The river that was once plagued by soil erosion has seen steady progress in the rebuilding of its ecological environment. Thanks in part to increased afforestation, the soil and water conservation rate in the basin increased from 41.49 percent in 1990 to 66.94 percent in 2020, and then to 67.37 percent in 2021.

The Yellow River Protection Law, adopted on Oct. 30, 2022, will come into force on April 1. The law will bring strong impetus to the ecological protection and high-quality development of the Yellow River basin, said Yu Qiyang, an official of the Ministry of Water Resources.


Persevering in the protection of water resources, China has improved its water governance capacity by balancing its economy and its environment.

While the Chinese economy has maintained steady growth, the country's annual water consumption has remained below 610 billion cubic meters for years. In 2022, its water use per 10,000 yuan of GDP dropped 46.5 percent from 2012 and its water use per 10,000 yuan of industrial added value fell 60.4 percent.

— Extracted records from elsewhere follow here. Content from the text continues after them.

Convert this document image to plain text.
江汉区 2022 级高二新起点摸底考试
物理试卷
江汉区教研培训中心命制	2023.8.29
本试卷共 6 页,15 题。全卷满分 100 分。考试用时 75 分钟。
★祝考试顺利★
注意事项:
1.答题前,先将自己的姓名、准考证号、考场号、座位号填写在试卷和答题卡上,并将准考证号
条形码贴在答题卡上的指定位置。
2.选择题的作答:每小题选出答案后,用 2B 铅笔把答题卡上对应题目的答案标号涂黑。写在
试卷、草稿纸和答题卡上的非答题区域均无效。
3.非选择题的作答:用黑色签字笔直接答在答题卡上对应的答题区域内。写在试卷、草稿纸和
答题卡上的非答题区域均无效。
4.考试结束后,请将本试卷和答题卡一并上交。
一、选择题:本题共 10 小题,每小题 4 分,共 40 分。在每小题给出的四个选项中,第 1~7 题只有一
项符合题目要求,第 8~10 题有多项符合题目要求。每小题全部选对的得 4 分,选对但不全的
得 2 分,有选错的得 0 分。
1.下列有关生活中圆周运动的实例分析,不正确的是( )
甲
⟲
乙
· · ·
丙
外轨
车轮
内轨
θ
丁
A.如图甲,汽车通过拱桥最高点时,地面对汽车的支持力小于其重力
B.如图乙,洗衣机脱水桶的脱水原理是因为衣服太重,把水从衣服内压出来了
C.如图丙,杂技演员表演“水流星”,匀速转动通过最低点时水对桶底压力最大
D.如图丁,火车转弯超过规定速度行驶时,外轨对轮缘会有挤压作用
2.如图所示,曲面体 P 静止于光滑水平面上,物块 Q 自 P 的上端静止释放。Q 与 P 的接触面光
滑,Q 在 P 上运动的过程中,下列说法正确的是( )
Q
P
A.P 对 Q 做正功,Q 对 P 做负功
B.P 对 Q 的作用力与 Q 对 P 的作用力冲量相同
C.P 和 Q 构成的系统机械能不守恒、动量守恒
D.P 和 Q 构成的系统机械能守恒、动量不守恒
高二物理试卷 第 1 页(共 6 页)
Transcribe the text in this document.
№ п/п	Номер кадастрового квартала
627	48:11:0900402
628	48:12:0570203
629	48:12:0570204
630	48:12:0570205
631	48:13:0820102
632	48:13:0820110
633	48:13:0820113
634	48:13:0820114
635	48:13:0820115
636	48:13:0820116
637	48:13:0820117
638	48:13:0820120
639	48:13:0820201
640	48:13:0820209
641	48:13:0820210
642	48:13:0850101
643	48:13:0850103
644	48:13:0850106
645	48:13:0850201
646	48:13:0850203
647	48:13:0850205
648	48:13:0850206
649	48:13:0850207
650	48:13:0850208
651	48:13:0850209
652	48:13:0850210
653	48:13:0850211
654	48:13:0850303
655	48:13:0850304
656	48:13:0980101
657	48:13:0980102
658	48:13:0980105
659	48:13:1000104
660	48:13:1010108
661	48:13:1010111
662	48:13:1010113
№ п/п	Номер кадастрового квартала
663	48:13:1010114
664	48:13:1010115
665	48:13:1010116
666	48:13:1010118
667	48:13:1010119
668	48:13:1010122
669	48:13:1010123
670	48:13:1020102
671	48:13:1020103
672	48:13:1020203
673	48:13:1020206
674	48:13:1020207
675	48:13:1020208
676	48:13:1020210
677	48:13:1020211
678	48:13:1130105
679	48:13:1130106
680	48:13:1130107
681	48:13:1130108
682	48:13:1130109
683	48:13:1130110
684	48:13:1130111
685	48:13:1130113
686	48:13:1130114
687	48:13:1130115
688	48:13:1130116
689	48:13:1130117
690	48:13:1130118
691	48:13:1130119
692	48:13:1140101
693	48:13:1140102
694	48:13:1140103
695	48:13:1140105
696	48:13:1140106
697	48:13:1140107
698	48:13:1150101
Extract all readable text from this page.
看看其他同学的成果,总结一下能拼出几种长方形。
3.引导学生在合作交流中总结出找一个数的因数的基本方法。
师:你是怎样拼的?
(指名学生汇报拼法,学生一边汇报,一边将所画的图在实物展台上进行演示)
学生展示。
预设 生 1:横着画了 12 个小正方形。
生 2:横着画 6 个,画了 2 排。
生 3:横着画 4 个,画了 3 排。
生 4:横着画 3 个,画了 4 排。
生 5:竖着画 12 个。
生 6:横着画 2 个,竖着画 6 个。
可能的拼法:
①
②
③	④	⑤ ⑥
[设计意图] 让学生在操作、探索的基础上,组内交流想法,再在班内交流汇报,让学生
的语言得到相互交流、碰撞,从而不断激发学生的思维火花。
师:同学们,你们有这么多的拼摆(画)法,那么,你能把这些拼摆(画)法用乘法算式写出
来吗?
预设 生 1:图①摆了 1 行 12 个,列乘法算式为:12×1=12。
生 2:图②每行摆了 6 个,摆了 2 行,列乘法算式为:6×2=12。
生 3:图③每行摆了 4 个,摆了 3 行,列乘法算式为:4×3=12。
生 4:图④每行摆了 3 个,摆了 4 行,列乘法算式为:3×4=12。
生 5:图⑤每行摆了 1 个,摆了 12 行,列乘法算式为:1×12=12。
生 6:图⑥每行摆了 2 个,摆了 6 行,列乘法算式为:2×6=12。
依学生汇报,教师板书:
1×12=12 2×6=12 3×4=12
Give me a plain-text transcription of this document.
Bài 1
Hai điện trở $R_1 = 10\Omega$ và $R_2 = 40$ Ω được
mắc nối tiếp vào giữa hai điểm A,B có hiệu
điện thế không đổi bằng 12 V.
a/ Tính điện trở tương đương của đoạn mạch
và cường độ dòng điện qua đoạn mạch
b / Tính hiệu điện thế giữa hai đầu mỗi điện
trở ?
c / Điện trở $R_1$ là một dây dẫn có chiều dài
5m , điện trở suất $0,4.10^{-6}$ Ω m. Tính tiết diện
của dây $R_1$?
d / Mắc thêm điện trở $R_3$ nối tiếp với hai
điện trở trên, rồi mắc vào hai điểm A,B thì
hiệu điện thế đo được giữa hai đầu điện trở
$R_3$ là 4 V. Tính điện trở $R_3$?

With intensified environmental protection efforts on the Yangtze River, the river's economic belt has remained vibrant, contributing 46.6 percent of the country's total economic output in 2021.

China's improved water resource management can also be seen in the supply of water to areas and people in need.

Over 60 billion cubic meters of water have been transferred from major rivers in the south of the country to the drought-prone north, benefiting more than 150 million people through a large water diversion project. The project's first two routes started operations in 2013 and 2014, respectively, with a third in the planning stage.

The country's household water supply has also been ensured further, with 87 percent of China's rural population now having access to tap water, up from 65 percent in 2012.